2.5. Gallbladder Emptying Obstacles

The gallbladder has the function of storing and enriching bile, and also has the ability to absorb part of the lipid, which depends on the relative concentration of phospholipids and cholesterol. In the case of changes in bile composition, the ability of gallbladder epithelial cells to absorb cholesterol decreases, and the concentration of cholesterol in the bile increases with the absorption of water [39] . Gallbladder contraction under physiological conditions is accomplished by hormones and neuromodulation, and changes in gallbladder dynamics can also affect the formation of gallstones. Patients with long-term fasting and complete parenteral nutrition are prone to gallstones, suggesting an important role for gallbladder contraction in the formation of stones. Ultrasound studies have shown that the fasting volume of the gallbladder and the postprandial residual volume of the gallbladder are positively correlated with obesity and high insulin [40] [41] . Cholecystokinin (CCK) is the main hormone regulating the contraction of gallbladder. CCK receptor exists on the smooth muscle of gallbladder. The specific binding of the two promotes the hydrolysis of phosphatidylinositol diphosphate to inositol triphosphate and diglyceride, which causes intracellular Ca2+. Induction of gallbladder contraction. Animal experiments have confirmed that the ability of the CCK gene or CCK receptor gene-deficient mice to shrink the gallbladder is significantly weakened, and the incidence of gallstones is significantly higher than that of wild-type mice [42] [43] . Studies of patients with diabetes with gallstones and non-diabetic stones have found that CCK-R and IP3-R are significantly reduced in the former, leading to impaired gallbladder emptying and gallstone formation [44] . Diabetic gallbladder autonomic neuropathy breaks the balance between sympathetic and vagal nerves, and sympathetic excitability is relatively increased. Increased levels of insulin can increase the relative excitability of the sympathetic nerves, causing gallbladder relaxation. The accumulated bile increases in viscosity under the action of gallbladder concentration, and cholesterol is easily precipitated to form crystals.

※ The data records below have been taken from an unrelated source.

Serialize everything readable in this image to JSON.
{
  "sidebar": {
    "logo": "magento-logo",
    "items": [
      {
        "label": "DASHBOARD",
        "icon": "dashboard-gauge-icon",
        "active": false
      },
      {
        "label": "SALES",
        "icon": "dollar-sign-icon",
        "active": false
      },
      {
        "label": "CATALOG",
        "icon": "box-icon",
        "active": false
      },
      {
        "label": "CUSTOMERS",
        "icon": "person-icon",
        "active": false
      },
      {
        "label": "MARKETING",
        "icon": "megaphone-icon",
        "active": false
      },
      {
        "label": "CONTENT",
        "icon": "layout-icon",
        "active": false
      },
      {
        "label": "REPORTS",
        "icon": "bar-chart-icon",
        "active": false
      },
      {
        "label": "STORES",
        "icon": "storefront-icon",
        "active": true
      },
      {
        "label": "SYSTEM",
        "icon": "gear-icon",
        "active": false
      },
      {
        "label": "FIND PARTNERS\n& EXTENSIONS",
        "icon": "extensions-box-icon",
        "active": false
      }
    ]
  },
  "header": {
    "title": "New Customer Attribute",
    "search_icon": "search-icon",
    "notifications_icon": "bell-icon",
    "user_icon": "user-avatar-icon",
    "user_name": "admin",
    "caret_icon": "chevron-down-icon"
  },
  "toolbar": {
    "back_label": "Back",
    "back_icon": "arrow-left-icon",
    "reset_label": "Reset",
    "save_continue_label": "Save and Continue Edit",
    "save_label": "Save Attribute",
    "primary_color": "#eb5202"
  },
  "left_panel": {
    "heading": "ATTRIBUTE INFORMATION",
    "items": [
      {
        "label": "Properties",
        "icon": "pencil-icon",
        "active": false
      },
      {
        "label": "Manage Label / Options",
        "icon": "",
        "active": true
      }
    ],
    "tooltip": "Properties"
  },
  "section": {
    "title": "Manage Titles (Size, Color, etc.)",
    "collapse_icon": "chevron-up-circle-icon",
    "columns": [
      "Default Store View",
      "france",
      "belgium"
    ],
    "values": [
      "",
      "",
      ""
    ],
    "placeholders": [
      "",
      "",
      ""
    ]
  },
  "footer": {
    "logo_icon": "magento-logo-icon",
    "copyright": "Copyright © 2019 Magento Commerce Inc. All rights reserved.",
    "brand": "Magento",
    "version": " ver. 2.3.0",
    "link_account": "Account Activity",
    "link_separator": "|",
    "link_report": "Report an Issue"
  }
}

2.6. Oddis Sphincter Dysfunction

The annular smooth muscle at the end of the common bile duct and the end of the pancreatic duct is combined with the annular smooth muscle around the ampulla of the hepatopancreas. It is called the Oddis sphincter, also known as the hepatic and pancreatic sphincter. It has the function of controlling bile and pancreatic juice discharge. Diabetic patients often have Oddis sphincter dysfunction, which is mainly characterized by an increase in Oddis sphincter tension in the fasting state. Therefore, the increase in pressure in the common bile duct causes the bile that should flow through the Oddis sphincter into the duodenum to flow into the gallbladder, causing the gallbladder to fill too fast, and cholestasis promotes the formation of gallstones. The pathogenesis may be related to the following factors: autonomic neuropathy in diabetic patients leads to sympathetic sympathetic and vagal tone imbalance, resulting in increased Oddis sphincter tone.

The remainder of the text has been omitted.